Obiezione 2: Inoltre, colui che appartiene già alla Chiesa, ha libero accesso al principe della Chiesa, cioè il vescovo. Ma questo sacramento, come detto sopra (Article [6]), è dato solo a uno che è battezzato, che è già membro della Chiesa. Dunque sembra che non debba essere portato da un altro al vescovo per ricevere questo sacramento.
Obiezione 3: Inoltre, questo sacramento è dato per la forza spirituale, che ha più vigore negli uomini che nelle donne, secondo Prov 31,10: "Chi troverà una donna forte?". Dunque almeno una donna non dovrebbe tenere un uomo nella confermazione.
In contrario, Vi sono le seguenti parole di Papa Innocenzo, che si trovano nelle Decretali (XXX, Question [4]): "Se qualcuno solleva i figli di un altro matrimonio dal sacro fonte, o li tiene nella Confermazione", ecc. Dunque, proprio come qualcuno è richiesto come padrino di uno che viene battezzato, così qualcuno è richiesto per tenere colui che deve essere confermato.
Rispondo che, Come detto sopra (Articles [1],4,9), questo sacramento è dato all'uomo per la forza nel combattimento spirituale. Ora, proprio come uno appena nato richiede qualcuno che gli insegni le cose pertinenti alla condotta ordinaria, secondo Eb 12,9: "Abbiamo avuto i padri della nostra carne, come istruttori, e li abbiamo obbediti [Vulg.: 'venerati']"; così coloro che sono scelti per la lotta hanno bisogno di istruttori dai quali siano informati delle cose riguardanti la condotta della battaglia, e quindi nelle guerre terrene, generali e capitani sono nominati al comando degli altri. Per questa ragione anche colui che riceve questo sacramento, ha qualcuno che lo tenga, che, per così dire, deve istruirlo riguardo alla lotta.
Allo stesso modo, poiché questo sacramento elargisce all'uomo la perfezione dell'età spirituale, come detto sopra (Articles [2],5), perciò colui che si accosta a questo sacramento è sostenuto da un altro, come essendo spiritualmente un debole e un bambino.

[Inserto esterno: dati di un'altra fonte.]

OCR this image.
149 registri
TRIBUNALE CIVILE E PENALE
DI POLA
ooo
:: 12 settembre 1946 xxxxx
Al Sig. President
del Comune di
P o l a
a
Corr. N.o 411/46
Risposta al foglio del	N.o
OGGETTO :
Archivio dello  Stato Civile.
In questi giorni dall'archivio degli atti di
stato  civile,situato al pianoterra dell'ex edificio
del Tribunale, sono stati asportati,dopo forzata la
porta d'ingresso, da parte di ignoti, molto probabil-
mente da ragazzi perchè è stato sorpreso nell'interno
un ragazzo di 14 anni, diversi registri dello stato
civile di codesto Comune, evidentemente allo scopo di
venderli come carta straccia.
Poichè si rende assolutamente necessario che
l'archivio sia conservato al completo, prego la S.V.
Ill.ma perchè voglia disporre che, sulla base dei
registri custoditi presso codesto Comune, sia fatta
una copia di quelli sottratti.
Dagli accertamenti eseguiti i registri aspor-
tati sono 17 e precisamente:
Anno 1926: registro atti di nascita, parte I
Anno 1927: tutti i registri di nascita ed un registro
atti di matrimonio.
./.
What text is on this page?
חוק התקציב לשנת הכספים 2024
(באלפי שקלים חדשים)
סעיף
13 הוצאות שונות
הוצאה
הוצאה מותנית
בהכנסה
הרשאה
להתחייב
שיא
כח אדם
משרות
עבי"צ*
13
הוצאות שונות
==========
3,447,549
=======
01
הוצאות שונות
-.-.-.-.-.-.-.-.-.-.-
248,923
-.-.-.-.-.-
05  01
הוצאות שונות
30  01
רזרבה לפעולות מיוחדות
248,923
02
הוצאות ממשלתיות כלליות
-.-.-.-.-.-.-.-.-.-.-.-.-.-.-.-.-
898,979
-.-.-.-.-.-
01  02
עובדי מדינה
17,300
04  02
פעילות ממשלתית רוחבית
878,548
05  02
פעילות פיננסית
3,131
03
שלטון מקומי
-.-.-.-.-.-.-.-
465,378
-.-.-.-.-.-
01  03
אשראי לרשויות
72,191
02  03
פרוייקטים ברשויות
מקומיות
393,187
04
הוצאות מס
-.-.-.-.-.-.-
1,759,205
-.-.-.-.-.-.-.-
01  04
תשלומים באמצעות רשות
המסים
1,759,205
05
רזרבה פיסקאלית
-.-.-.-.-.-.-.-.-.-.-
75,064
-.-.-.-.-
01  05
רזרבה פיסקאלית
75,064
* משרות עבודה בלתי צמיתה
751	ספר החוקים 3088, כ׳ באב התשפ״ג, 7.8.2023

Risposta all'obiezione 1: Sebbene colui che viene confermato sia adulto nel corpo, tuttavia non è ancora spiritualmente adulto.
Risposta all'obiezione 2: Sebbene colui che è battezzato sia reso membro della Chiesa, tuttavia non è ancora arruolato come soldato cristiano. E perciò è portato al vescovo, come al comandante dell'esercito, da uno che è già arruolato come soldato cristiano. Infatti uno che non è ancora confermato non dovrebbe tenere un altro nella Confermazione.
Risposta all'obiezione 3: Secondo Col 3 *(Gal 3,28), "in Cristo Gesù non c'è né maschio né femmina". Di conseguenza non importa se un uomo o una donna tenga colui che deve essere confermato.